Every time there’s been a major Amazon outage, someone always says something like, “Regular Web hosters and colocation companies don’t have outages!” I saw an article in my Twitter stream today, and finally decided that the topic deserves a blog post. (The article seemed rather linkbait-ish, so I’m not going to link it.)
It is an absolute myth that you will not have downtime in colocation or Web hosting. It is also a complete myth that you won’t have downtime in cloud IaaS run by traditional Web hosting or data center outsourcing providers.
The typical managed hosting customer experiences roughly one outage a year. This figure comes from thirteen years of asking Gartner clients, day in and day out, about their operational track record. These outages are typically related to hardware failure, although sometimes they are related to service provider network outages (often caused by device misconfiguration, which can obliterate any equipment or circuit redundancy). Some customers are lucky enough to never experience any outages over the course of a given contract (usually two to three years for complex managed hosting), but this is actually fairly rare, because most customers aren’t architected to be resilient to all but the most trivial of infrastructure failures. (Woe betide the customer who has a serious hardware failure on a database server.) The “one outage a year” figure does not include any outages that the customer might have caused himself through application failure.

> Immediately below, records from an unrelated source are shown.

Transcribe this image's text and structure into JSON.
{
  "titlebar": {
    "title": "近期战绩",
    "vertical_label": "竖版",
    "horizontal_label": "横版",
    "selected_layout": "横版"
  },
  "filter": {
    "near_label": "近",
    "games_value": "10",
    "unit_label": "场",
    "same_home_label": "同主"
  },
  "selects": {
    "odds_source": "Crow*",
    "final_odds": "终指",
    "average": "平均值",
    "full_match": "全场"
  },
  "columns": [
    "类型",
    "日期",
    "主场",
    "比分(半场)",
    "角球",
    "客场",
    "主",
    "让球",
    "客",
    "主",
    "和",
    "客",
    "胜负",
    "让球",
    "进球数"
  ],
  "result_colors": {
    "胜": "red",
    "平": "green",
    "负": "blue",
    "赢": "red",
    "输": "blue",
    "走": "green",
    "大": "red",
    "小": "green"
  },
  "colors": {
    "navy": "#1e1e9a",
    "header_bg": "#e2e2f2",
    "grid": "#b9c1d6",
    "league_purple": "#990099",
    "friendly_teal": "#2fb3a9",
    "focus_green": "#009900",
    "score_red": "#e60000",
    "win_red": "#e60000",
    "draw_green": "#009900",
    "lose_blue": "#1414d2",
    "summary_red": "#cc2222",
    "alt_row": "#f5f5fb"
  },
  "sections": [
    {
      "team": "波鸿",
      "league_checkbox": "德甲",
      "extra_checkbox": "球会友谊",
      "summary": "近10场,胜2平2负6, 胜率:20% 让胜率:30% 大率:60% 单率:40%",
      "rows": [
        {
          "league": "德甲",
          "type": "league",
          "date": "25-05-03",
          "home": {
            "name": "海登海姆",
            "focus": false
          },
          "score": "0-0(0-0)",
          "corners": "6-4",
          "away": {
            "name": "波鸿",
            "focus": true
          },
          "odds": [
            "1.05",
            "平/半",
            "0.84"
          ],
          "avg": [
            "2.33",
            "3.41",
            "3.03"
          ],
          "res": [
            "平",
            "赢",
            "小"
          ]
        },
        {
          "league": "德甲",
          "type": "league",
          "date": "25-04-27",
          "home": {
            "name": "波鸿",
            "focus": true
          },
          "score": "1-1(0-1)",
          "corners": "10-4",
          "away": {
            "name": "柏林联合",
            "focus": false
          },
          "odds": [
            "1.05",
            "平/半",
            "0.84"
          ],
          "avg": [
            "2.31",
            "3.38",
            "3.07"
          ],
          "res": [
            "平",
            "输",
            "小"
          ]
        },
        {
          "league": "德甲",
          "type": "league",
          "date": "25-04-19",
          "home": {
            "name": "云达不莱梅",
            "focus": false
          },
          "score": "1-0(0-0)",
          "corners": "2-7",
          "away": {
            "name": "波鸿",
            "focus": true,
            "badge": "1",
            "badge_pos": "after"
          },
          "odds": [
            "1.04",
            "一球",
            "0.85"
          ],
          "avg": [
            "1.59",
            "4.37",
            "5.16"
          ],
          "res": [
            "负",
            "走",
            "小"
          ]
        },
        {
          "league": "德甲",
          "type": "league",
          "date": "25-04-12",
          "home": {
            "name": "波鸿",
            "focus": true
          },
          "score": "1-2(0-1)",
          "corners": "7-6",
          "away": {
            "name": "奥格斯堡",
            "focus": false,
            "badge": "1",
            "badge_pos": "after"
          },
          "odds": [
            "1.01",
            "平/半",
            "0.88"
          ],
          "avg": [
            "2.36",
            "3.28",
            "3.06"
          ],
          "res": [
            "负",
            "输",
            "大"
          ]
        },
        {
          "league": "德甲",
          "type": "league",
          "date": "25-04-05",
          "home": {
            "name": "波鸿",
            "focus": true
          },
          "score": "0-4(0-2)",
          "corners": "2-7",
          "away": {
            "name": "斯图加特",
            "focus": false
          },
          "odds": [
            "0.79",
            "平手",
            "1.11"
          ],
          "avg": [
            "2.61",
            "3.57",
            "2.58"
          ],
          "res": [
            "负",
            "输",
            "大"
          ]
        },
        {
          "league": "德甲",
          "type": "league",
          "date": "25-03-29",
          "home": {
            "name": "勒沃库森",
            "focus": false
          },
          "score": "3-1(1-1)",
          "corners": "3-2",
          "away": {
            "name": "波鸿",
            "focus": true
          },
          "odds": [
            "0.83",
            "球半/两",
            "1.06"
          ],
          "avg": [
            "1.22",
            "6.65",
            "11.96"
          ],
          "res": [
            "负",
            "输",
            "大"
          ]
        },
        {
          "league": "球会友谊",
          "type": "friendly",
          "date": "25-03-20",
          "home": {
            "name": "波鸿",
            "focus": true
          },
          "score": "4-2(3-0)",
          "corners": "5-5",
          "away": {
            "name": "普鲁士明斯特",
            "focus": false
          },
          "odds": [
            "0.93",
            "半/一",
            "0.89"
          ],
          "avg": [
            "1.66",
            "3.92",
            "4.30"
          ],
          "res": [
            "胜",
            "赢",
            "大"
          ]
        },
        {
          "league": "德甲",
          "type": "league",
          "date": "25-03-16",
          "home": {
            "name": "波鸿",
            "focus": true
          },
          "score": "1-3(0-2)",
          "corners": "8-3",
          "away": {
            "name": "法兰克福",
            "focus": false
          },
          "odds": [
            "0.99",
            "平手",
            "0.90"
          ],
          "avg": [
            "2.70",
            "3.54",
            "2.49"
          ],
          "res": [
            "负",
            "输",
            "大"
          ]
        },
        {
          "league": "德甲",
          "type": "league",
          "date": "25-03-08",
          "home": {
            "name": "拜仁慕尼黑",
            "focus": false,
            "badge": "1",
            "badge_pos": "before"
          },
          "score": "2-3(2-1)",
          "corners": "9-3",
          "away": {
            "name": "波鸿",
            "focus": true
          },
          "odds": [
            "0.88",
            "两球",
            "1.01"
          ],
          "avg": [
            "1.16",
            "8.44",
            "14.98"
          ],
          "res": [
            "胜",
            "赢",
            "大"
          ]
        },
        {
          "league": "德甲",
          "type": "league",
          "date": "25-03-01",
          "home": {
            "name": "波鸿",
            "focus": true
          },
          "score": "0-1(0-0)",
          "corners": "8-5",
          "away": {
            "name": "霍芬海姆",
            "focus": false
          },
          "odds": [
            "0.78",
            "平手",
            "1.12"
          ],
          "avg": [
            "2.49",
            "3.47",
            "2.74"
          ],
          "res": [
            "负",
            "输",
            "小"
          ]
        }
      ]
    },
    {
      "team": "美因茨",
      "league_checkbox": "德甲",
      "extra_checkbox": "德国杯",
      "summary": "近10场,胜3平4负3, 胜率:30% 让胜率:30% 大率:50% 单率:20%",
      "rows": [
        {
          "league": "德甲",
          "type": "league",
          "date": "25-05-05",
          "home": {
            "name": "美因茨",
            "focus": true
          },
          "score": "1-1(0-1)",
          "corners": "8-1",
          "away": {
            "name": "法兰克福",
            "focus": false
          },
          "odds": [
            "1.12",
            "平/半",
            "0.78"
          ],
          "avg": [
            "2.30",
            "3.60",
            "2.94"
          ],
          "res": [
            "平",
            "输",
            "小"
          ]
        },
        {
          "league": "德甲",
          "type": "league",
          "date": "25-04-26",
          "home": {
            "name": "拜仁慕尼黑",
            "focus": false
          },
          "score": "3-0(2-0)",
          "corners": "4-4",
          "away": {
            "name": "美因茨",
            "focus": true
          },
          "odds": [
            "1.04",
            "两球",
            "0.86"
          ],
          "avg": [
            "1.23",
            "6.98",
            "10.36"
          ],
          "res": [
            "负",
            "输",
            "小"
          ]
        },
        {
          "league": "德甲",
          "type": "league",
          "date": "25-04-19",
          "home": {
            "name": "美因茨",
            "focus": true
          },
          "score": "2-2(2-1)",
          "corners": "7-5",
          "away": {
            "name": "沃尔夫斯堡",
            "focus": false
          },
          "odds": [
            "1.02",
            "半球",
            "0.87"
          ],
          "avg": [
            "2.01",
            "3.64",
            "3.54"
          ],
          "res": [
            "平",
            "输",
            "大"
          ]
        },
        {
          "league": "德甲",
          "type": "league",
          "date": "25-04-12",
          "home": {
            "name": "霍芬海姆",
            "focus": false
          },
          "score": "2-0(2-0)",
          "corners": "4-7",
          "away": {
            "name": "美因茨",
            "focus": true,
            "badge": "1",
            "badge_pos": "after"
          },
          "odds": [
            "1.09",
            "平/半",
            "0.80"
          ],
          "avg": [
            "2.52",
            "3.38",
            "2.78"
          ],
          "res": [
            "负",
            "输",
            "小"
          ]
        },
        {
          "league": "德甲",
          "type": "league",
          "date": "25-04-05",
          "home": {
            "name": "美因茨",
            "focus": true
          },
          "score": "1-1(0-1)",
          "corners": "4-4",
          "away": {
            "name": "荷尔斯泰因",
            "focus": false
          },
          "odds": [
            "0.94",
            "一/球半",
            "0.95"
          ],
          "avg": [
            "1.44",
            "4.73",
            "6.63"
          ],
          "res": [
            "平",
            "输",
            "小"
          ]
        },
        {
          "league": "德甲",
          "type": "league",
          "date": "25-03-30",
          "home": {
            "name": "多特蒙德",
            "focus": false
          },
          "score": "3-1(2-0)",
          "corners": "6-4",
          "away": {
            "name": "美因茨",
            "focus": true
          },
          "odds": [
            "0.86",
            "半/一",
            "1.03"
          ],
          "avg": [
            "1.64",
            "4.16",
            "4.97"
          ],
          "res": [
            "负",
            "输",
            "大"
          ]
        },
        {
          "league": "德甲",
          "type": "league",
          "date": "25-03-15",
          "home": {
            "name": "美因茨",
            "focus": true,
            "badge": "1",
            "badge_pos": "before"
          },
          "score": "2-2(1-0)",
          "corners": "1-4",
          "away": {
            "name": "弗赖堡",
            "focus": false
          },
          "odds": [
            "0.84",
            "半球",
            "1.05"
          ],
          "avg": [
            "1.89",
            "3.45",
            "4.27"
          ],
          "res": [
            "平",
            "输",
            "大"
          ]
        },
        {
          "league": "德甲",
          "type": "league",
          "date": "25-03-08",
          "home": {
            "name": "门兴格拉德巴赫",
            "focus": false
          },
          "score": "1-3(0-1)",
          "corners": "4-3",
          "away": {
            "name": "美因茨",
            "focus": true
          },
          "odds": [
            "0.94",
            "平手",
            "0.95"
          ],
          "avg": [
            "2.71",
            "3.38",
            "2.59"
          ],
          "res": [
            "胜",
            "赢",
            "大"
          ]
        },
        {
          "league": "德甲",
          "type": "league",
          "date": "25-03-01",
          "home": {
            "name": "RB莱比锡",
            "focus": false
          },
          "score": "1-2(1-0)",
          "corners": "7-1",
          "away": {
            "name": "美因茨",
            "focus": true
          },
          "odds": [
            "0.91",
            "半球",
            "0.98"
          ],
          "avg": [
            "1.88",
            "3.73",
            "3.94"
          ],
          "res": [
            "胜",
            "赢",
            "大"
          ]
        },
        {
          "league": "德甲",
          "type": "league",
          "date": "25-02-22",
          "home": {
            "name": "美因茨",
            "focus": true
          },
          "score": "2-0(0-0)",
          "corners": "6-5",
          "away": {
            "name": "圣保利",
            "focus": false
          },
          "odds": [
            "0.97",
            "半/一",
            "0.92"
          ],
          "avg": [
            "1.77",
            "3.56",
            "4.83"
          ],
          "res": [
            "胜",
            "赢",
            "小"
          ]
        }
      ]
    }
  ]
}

The typical colocation facility in the US is built to Tier III standards, with a mathematical expected availability of about 99.98%. In Europe, colocation facilities are often built to Tier II standards intead, for an expected availability of about 99.75%. Many colocation facilities do indeed manage to go for many years without an outage. So do many enterprise data centers — including Tier I facilities that have no redundancy whatsoever. The mathematics of the situation don’t say that you will have an outage — these are merely probabilities over the long term. Moreover, there will be an additional percentage of error that is caused by humans. Single-data-center kings who proudly proclaim that their one data center has never had an outage have gotten lucky.
The amount of publicity that a data center outage gets is directly related to its tenant constituency. The outage at the 365 Main colocation facility in San Francisco a few years back was widely publicized, for instance, because that facility happened to house a lot of Internet properties, including ones directly associated with online publications. There have been significant outages at many other colocation faciliities over the years, though, that were never noted in the press — I’ve found out about them because they were mentioned by end-user clients, or because the vendor disclosed them.
Amazon outages — and indeed, more broadly, outages at large-scale providers like Google — get plenty of press because of their mass effects, and the fact that they tend to impact large Internet properties, making the press aware that there’s a problem.
Small cloud providers often have brief outages — and long maintenance windows, and sometimes lengthy maintenance downtimes. You’re rolling the dice wherever you go. Don’t assume that just because you haven’t read about an outage in the press, it hasn’t occurred. Whether you decide on managed hosting, dedicated hosting, colocation, or cloud IaaS, you want to know a provider’s track record — their actual availability over a multi-year period, not excluding maintenance windows. Especially for global businesses with 24×7 uptime requirements, it’s not okay to be down at 5 am Eastern, which is prime-time in both Europe and Asia.
Sure, there are plenty of reasons to worry about availability in the cloud, especially the possibility of lengthy outages made worse by the fundamental complexity that underlies many of these infrastructures. But you shouldn’t buy into the myth that your local Web hoster or colocation provider necessarily has better odds of availability, especially if you have a non-redundant architecture.